Conséquemment, pour fixer les poids atomiques du mercure et de l’argent, admettra-t-on la chaleur spécifique du premier, celle du second ne vaudra rien, et alors il en sera de même de la densité de la vapeur du mercure. Voudra-t-on s’appuyer sur la chaleur spécifique de l’argent, ce qui permettra d’invoquer pour le mercure la densité de sa vapeur, on sera forcé de repousser la chaleur spécifique de ce dernier métal. Ainsi, dans l’un et l’autre cas, il faudra rejeter une des données fournies par les chaleurs spécifiques. Avouons que l’état liquide du mercure peut rendre sa chaleur spécifique tout autre que celle qu’il aurait à l’état solide.

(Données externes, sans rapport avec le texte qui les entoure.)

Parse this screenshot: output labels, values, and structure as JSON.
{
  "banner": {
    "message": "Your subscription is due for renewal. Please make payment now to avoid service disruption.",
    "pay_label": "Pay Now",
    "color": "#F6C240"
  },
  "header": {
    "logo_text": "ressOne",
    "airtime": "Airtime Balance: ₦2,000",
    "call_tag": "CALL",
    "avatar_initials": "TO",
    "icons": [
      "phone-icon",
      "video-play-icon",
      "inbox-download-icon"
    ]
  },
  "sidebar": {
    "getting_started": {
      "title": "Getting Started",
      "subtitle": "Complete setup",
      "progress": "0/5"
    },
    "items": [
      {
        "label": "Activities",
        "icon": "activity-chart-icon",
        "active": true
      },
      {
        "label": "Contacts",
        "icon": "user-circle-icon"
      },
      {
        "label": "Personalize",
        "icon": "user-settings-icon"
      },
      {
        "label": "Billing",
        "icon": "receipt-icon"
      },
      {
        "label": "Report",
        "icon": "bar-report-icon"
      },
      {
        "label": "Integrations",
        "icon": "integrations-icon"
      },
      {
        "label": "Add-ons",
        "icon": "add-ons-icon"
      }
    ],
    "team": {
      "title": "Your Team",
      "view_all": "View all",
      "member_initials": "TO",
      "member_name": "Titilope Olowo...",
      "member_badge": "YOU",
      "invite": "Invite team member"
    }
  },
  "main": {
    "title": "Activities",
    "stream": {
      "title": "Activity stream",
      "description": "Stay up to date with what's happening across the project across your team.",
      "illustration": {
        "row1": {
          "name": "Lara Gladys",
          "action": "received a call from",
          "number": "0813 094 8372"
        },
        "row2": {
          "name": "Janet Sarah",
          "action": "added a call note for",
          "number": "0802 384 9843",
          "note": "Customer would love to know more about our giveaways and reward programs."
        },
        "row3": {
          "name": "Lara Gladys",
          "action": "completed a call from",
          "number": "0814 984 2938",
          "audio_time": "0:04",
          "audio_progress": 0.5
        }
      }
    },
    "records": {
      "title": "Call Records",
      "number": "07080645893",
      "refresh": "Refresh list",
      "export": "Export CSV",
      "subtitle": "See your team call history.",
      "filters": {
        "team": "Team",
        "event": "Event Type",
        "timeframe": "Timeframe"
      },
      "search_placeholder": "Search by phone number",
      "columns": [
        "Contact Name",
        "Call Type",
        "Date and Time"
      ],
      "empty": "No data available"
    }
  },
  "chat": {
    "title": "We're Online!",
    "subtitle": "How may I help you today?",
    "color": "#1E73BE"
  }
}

Rappelons que la capacité calorifique du tellure ne conduit pas plus à son atome chimique que la densité de la vapeur du soufre à l’atome chimique de celui-ci. En face de ce fait, il faut nécessairement conclure en disant que, si les densités des corps simples, à l’état gazeux, ne peuvent pas nous fournir leurs atomes chimiques, leurs chaleurs spécifiques ne sauraient non plus nous l’enseigner d’une manière absolue.

Me demanderez-vous comment je conçois les particules matérielles qui ont la même capacité pour la chaleur ? Je vous répondrai que dans l’état actuel il est impossible de rien affirmer de précis sur cette question. Que si l’on veut se laisser aller aux suppositions, on sera disposé à penser que la chaleur spécifique se rapporte aux vrais atomes, aux dernières particules des corps. Cela admis, on conçoit très-bien comment les atomes chimiques pourront être exprimés par des nombres quelquefois égaux à ceux qui représenteraient ces dernières particules, et d’autres fois par des nombres plus forts ou plus petits, selon l’unité adoptée.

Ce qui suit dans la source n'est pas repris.